Notice we have a ‘Commands’ section. This contains different settings such as creation of log directories, setting time, disabling UAC, IPv6, System Restore, Page file and other related settings. ‘Patches’ and ‘PreReqs’ are groups that you may need to use to apply specific patches that your OS/WIM may not already have. Maybe an out of band Windows Update or something similar. The ‘Global Intalls’ group contains applications that are installed no matter what Image we are deploying. This is where I put C++ redistributes, Office, Silverlight, Chrome, Firefox, Adobe Reader, BIS-F, etc… The ‘Roles and Features’ contains unique Windows Roles and Features we want installed. ‘Citrix Installs’ contains all the necessary installs for Citrix, like, Receiver, VDA, Connection Quality Indicator, PVS Target Devices, etc…

The 3 ‘blurred’ groups are the specific different Images you are creating, Maybe the first one says ‘Admin Image, ‘Line of Business 1’ or ‘Developers’ or something like that. In my case we’ll call it ‘Admin Image’. This image will contain necessary tools to Administer the environment such as ADUC, Citrix Studio, and all the rest of the necessary consoles to Admin the environment.
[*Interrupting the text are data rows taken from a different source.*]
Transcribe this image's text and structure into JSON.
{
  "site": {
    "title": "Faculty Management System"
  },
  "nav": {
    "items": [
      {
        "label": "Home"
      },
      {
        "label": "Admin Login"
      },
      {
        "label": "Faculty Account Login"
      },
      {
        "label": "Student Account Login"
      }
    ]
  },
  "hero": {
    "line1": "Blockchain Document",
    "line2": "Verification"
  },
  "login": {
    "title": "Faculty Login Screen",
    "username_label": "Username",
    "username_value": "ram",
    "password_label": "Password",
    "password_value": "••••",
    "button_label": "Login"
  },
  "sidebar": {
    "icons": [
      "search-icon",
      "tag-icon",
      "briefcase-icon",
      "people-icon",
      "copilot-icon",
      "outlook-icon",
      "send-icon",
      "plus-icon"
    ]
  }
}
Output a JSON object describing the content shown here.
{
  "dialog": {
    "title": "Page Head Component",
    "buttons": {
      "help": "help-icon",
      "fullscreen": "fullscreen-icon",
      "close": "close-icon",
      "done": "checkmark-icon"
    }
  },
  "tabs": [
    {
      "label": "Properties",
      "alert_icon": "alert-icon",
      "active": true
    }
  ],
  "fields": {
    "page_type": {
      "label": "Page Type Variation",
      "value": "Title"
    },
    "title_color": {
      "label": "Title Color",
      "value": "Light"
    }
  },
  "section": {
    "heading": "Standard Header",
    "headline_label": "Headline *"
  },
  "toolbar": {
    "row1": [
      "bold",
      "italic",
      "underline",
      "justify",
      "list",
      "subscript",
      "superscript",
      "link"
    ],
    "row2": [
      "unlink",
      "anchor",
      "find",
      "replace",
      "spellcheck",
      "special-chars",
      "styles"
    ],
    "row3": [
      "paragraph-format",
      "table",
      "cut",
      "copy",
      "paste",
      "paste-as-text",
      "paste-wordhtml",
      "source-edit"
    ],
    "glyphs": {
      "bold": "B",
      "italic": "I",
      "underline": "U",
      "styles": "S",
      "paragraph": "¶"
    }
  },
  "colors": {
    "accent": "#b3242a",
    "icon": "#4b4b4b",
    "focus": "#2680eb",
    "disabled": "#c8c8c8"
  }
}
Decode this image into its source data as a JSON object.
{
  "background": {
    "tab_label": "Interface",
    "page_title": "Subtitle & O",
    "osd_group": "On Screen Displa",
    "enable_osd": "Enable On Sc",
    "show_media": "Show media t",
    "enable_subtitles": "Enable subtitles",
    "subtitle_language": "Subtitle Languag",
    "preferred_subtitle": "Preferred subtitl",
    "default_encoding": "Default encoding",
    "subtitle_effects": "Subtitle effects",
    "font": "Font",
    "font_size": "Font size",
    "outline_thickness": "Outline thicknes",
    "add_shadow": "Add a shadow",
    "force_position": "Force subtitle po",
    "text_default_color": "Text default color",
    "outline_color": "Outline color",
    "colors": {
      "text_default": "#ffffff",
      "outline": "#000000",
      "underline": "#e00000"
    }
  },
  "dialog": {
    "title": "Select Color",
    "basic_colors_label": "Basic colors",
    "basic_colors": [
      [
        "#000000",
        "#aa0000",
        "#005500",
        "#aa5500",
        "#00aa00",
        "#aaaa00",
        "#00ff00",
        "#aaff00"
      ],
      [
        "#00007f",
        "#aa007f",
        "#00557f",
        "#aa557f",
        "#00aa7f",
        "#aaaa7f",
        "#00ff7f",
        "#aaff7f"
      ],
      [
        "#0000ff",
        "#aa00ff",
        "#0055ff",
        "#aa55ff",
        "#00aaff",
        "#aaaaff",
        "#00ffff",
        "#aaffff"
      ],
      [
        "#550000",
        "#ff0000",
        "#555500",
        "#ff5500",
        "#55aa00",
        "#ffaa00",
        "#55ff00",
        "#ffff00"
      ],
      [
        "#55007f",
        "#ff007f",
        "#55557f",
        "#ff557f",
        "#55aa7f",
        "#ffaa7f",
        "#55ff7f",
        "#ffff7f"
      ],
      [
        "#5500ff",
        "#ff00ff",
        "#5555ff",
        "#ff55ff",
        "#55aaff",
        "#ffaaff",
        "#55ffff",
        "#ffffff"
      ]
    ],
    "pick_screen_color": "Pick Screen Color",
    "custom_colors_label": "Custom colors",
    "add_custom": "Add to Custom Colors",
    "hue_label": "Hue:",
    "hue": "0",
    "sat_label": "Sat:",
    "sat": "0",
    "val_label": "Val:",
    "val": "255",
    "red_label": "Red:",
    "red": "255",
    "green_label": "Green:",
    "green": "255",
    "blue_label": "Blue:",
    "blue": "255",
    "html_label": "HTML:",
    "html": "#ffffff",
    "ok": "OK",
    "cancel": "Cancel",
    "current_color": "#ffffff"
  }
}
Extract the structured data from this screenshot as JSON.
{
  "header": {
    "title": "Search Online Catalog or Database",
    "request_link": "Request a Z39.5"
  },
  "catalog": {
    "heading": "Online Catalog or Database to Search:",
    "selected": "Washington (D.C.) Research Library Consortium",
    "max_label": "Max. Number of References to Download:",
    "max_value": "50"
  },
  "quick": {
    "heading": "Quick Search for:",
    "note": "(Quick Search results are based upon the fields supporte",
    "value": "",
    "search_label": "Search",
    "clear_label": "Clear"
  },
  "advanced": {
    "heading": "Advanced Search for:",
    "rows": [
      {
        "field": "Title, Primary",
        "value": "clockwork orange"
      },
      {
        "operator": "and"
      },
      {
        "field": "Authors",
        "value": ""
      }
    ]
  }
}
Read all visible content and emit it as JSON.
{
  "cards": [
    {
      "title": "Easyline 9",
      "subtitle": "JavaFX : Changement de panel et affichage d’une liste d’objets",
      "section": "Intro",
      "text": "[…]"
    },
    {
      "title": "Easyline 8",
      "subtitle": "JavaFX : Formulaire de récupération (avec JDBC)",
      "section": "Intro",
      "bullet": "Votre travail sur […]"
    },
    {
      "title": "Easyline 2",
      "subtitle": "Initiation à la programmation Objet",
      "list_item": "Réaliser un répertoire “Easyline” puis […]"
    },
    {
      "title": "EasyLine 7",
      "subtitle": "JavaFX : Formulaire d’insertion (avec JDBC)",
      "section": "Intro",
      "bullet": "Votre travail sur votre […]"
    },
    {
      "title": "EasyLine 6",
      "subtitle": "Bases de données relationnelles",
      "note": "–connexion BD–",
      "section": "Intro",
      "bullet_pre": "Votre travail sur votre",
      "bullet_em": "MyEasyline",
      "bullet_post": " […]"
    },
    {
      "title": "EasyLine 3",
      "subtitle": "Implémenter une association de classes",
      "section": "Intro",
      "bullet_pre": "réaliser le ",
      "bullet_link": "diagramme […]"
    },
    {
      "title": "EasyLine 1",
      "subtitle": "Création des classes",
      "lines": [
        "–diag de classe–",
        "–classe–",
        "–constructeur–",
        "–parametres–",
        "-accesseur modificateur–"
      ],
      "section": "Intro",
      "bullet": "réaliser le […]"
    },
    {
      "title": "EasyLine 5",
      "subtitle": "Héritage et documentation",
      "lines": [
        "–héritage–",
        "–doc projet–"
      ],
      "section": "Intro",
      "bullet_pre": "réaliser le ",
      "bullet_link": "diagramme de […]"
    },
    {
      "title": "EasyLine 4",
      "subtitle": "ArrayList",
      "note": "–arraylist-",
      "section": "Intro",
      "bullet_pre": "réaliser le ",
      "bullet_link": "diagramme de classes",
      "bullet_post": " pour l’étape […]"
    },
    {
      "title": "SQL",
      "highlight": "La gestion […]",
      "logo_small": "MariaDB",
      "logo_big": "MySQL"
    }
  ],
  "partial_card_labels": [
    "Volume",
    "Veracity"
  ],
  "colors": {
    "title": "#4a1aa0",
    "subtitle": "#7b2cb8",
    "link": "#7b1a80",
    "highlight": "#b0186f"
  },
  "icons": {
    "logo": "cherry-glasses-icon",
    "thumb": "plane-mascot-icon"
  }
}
As you can see above I’m creating another ‘condition’. If the computername (OSDComputername variable) is like ‘CTX%ADM%’. So if the VM/Machinename we were using was ‘CTXVDA-ADM001’ then MDT would execute this portion of the task sequence.

The ‘Final Installs’ Group contains any final activities. This is actually where I put my AV install, miscellaneous security fixes, compliance requirements, etc…

The ‘Seal’ Group contains the the final domain join, MDT log and notification/alerts, and BIS-F seal.

I hope you now are able to see how you can have a bunch of ‘shell’ VMs that are named differently according to what Image/Task Sequence you want to execute. With this approach we can start simultaneous machine builds at once, without stepping on any toes. You can size the VMs to whatever CPU/Memory size you like. I size them pretty big as I want this process to go quick and since they aren’t always on at once, I’m not too concerned about resources.

If you are just getting started I would encourage you to head over to and check out his ‘Automation Framework’. Eric does an awesome job on simplifying the install and giving you the foundation you need to take this whole process from nothing to a production task sequence with little effort.

In future blog posts I’d like to go into a little more detail on the Task Sequence itself, how I create the OS WIM (OSDbuilder), Different types of alerting/monitoring I’m performing, and some other tips and tricks that you might find useful.